Томас, растрепанный, во вздувшейся пузырем рубахе, орет, стараясь перекричать ветер:
— Будет очень сильная гроза! Надо возвращаться! Видишь, mein Franzose, Черное озеро не хочет тебя видеть!
И еще:
— Клара! Клара! Поворачивай, идем домой!
Он разворачивается и бежит вниз по тропинке, в сторону Кельштайна, к домикам, скрытым вихрями пыли. Гроза, которой он на самом деле не так уж и испугался, дает ему повод отменить нашу прогулку, на которую он согласился, только чтобы мне досадить.

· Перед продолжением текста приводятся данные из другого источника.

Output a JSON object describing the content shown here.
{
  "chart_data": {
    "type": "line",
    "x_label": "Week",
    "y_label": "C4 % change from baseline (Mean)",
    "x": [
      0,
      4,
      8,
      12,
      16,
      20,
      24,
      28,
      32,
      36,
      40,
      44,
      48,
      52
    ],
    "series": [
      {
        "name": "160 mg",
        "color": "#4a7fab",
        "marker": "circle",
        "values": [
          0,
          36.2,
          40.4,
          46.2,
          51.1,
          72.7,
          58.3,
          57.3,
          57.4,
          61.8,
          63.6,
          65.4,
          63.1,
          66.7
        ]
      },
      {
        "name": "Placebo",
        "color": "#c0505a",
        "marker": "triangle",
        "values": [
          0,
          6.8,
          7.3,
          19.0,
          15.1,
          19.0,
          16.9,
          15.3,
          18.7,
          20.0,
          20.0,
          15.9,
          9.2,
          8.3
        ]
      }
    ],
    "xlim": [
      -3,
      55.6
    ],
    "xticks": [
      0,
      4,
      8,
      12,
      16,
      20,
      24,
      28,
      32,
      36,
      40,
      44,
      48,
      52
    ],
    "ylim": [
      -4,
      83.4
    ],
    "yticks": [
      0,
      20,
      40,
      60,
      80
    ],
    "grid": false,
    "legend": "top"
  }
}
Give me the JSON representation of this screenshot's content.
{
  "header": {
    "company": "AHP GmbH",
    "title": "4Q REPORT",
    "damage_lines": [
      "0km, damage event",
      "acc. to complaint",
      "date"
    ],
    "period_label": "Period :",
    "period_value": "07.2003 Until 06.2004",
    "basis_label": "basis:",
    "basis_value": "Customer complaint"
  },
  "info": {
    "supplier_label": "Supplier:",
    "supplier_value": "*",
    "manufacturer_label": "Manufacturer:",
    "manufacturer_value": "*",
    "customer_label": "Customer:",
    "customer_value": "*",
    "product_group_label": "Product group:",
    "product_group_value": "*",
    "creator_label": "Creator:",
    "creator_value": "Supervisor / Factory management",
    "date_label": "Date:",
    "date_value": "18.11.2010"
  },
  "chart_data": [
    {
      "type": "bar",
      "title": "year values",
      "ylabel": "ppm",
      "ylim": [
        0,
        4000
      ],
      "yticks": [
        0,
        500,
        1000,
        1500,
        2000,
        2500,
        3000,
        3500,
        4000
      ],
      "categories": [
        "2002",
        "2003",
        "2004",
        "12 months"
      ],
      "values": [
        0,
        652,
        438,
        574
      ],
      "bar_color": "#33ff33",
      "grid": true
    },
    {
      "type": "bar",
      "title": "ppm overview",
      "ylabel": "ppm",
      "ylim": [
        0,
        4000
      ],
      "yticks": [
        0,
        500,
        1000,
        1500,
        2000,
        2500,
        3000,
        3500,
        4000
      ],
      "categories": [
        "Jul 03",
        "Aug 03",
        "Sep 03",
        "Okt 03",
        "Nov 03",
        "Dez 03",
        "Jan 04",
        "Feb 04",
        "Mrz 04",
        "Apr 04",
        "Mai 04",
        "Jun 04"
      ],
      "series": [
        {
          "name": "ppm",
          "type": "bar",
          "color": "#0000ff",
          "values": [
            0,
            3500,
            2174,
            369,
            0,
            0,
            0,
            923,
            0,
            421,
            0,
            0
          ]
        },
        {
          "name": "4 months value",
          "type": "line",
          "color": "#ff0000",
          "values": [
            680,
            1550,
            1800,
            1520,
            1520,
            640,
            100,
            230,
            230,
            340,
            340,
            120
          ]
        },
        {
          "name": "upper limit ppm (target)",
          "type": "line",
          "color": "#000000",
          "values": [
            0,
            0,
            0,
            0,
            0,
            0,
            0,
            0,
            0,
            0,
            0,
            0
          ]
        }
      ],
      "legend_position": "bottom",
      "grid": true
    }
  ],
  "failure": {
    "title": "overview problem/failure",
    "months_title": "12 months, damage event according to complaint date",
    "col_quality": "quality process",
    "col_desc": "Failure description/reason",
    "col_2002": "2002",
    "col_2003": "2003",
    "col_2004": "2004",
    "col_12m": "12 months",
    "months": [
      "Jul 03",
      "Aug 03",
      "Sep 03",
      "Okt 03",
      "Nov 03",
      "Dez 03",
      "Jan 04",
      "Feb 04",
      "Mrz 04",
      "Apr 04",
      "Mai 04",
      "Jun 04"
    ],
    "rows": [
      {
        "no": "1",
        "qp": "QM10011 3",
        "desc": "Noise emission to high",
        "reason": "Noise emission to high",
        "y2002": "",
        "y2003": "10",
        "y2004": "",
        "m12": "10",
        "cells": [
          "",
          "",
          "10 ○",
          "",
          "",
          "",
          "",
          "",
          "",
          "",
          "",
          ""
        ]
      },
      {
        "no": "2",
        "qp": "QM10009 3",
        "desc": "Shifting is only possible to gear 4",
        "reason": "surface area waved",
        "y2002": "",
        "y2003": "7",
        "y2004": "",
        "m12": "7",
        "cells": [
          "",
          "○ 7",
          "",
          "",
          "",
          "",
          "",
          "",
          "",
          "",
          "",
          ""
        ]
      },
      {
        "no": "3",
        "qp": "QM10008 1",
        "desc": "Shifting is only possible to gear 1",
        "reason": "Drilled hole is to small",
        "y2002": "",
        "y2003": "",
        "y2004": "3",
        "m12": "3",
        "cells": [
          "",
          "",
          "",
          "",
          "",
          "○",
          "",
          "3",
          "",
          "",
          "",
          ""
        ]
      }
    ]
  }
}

Я, не раздумывая, зашагал было за ним, но его насмешливое предположение меня разозлило, и я тотчас остановился, уверенный, что Клара тоже повернула назад и вот-вот со мной поравняется. Но эта девушка «не как все», равнодушная к разгулу стихий, продолжает подниматься по склону. Я мог бы ее окликнуть, но она уже далеко, и ветер заглушил бы мой голос.

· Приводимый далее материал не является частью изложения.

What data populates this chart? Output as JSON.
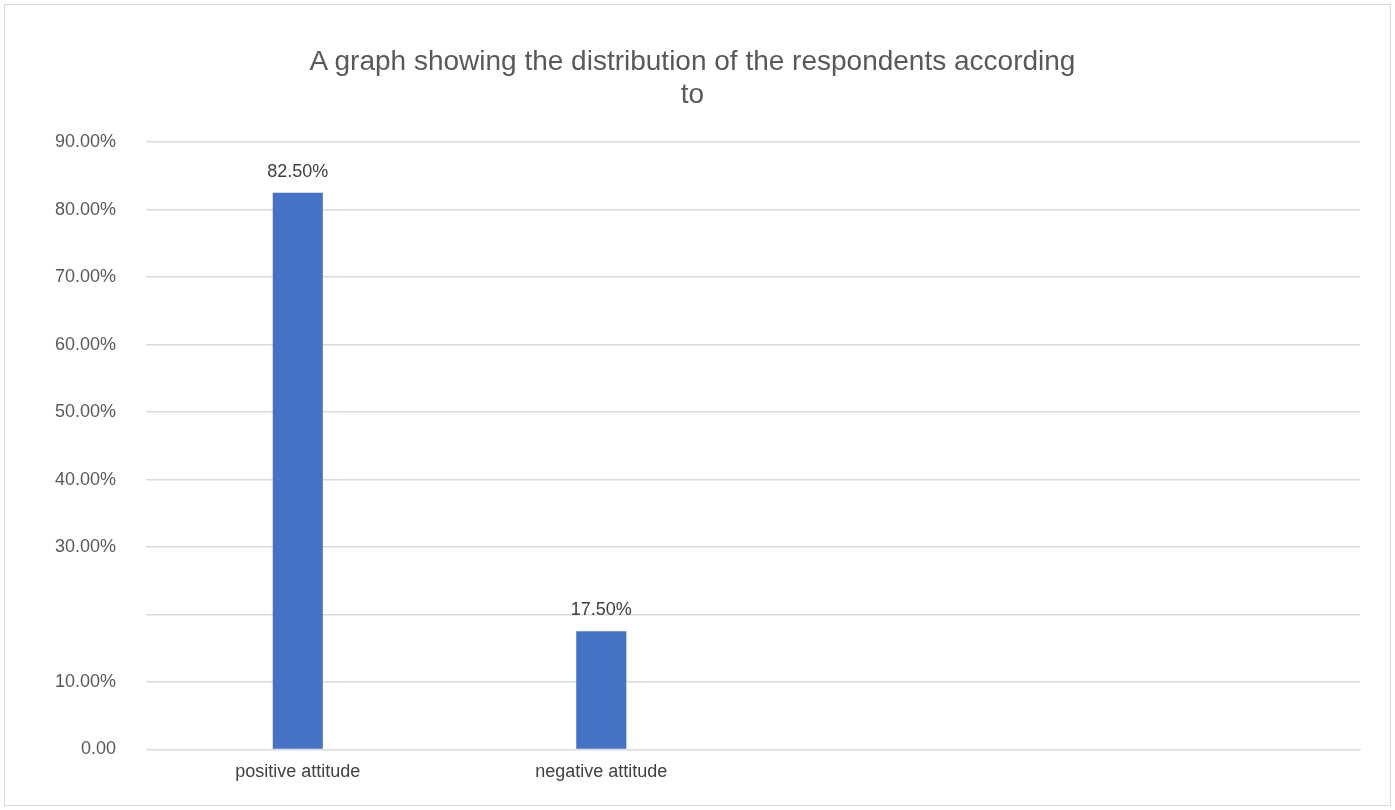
{
  "chart_data": {
    "type": "bar",
    "title": "A graph showing the distribution of the respondents according to",
    "categories": [
      "positive attitude",
      "negative attitude",
      null,
      null
    ],
    "values": [
      82.5,
      17.5,
      null,
      null
    ],
    "value_labels": [
      "82.50%",
      "17.50%",
      null,
      null
    ],
    "color": "#4472c4",
    "ylim": [
      0,
      90
    ],
    "yticks": [
      {
        "value": 0,
        "label": "0.00"
      },
      {
        "value": 10,
        "label": "10.00%"
      },
      {
        "value": 20,
        "label": null
      },
      {
        "value": 30,
        "label": "30.00%"
      },
      {
        "value": 40,
        "label": "40.00%"
      },
      {
        "value": 50,
        "label": "50.00%"
      },
      {
        "value": 60,
        "label": "60.00%"
      },
      {
        "value": 70,
        "label": "70.00%"
      },
      {
        "value": 80,
        "label": "80.00%"
      },
      {
        "value": 90,
        "label": "90.00%"
      }
    ],
    "grid": "y",
    "legend": false
  }
}
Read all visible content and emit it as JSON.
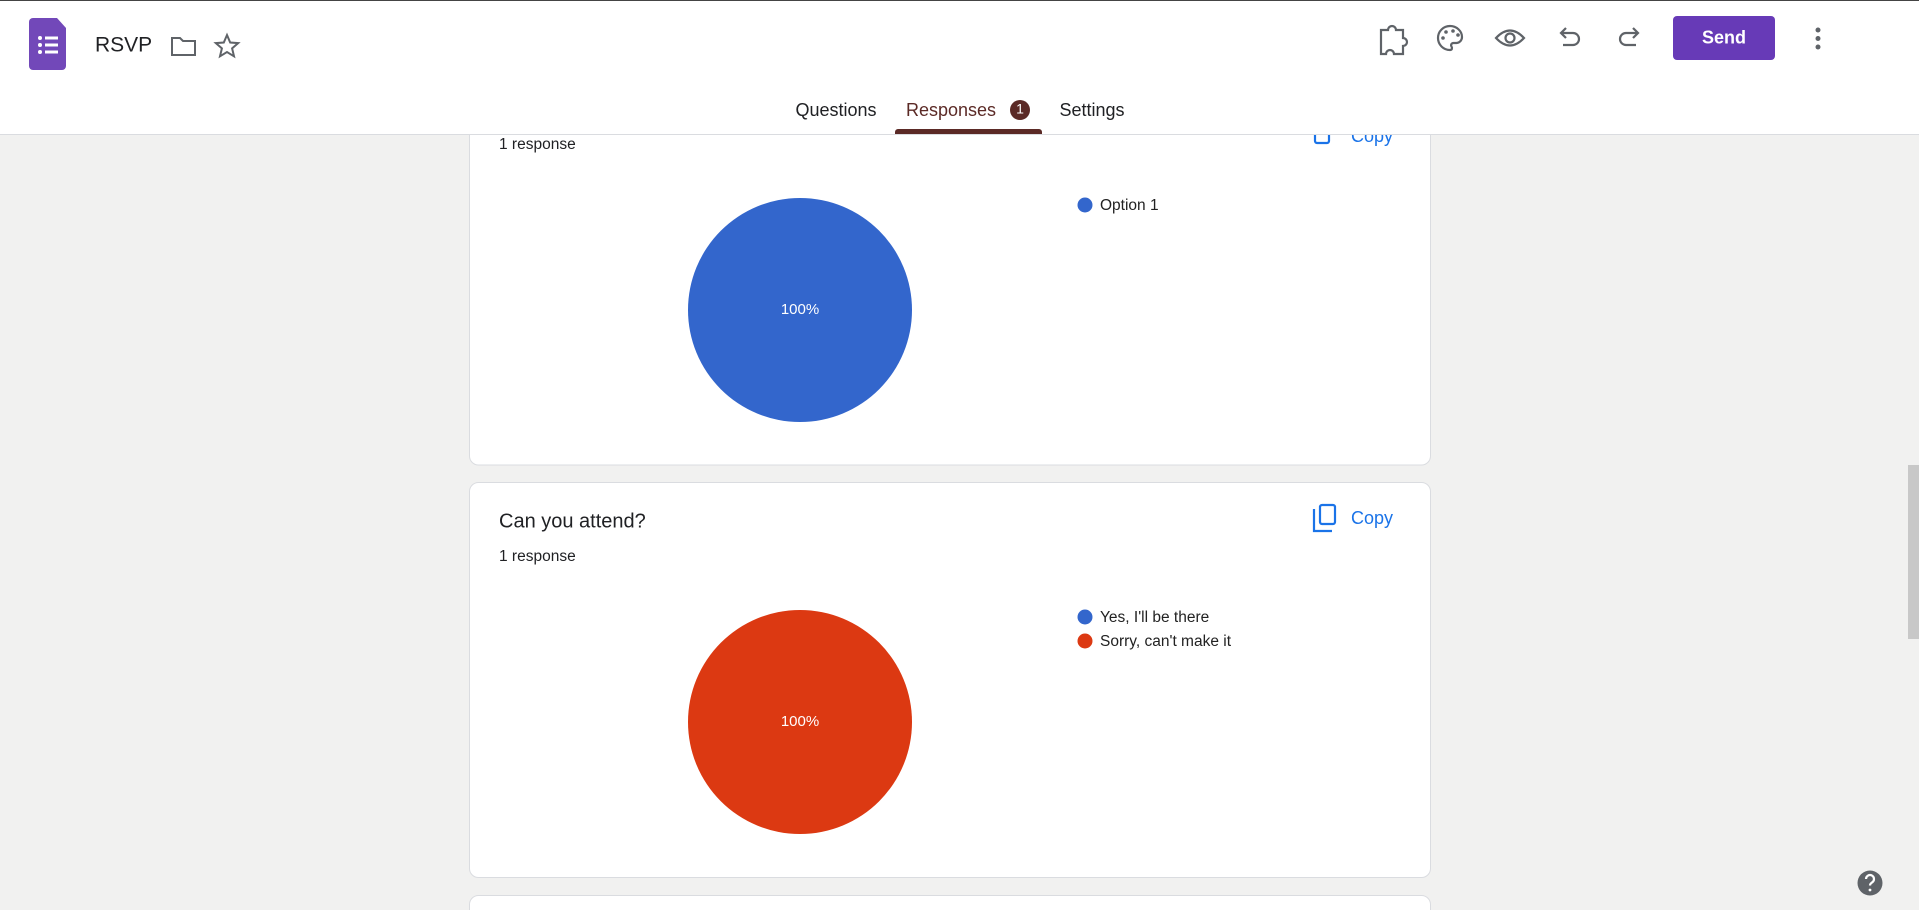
{
  "header": {
    "title": "RSVP",
    "send": "Send"
  },
  "tabs": {
    "items": [
      "Questions",
      "Responses",
      "Settings"
    ],
    "responses_badge": "1"
  },
  "cards": [
    {
      "response_count": "1 response",
      "copy": "Copy",
      "chart_data": {
        "type": "pie",
        "categories": [
          "Option 1"
        ],
        "values": [
          100
        ],
        "value_labels": [
          "100%"
        ],
        "colors": [
          "#3366cc"
        ]
      }
    },
    {
      "title": "Can you attend?",
      "response_count": "1 response",
      "copy": "Copy",
      "chart_data": {
        "type": "pie",
        "categories": [
          "Yes, I'll be there",
          "Sorry, can't make it"
        ],
        "values": [
          0,
          100
        ],
        "value_labels": [
          null,
          "100%"
        ],
        "colors": [
          "#3366cc",
          "#dc3912"
        ]
      }
    }
  ]
}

Пошел дождь. Крупные, тяжелые капли застучали по сухим камням.
Внизу вместо сказочной, залитой светом долины я вижу теперь сумрачный ров, полный смутных безымянных страхов.

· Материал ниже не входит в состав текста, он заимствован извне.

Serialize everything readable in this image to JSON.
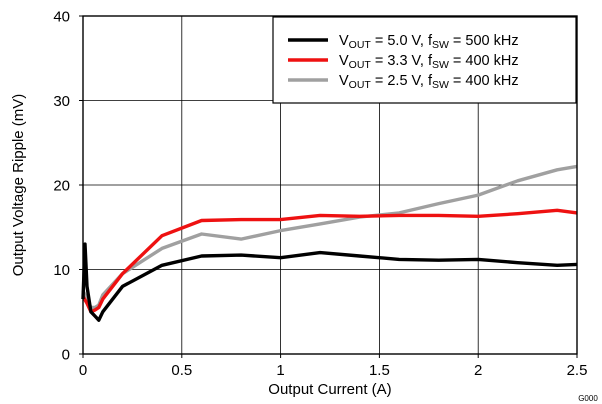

И тогда я без промедления кидаюсь вдогонку за Кларой, я хочу, несмотря на непогоду и зловещие предзнаменования, дойти вместе с ней до озера. Я бегу за ней, а дождь хлещет, сверкают бесчисленные молнии, и гром не смолкает.
Добежав до того места, где тропинка ныряет в лес, вижу Клару. Она ждет меня, укрывшись от дождя в подлеске. Вода струится по ее лбу, щекам, шее и груди. Синие глаза странно блестят. Она мимолетно и одобрительно улыбается и, не сказав ни слова, даже не поманив меня за собой, уходит вглубь, в лиственную тьму, которую время от времени прорезают молнии, и тогда вокруг нас встают причудливые тени. Мы инстинктивно держимся рядом. Ветер проникает повсюду, в нем слышится то детский плач, то крик раненого зверя.
Клара прижимает фотоаппарат к груди. Мы оба знаем, что вот-вот дойдем до незаметной развилки, прохода, ведущего к вазе с красными розами, но не замедляем шага. Мне снова захотелось отсюда выбраться, увидеть, наконец, озеро, пусть даже и в эту страшную грозу.
Размытый дневной свет. Мутная вода, по которой барабанит дождь. Тысячи ударов. По поляне перекатываются высокие волны. Пройдя еще немного, вижу, что родниковая вода перелилась через край и вокруг выдолбленного ствола образовалось болото. К озеру бегут ручейки, серебристые потоки.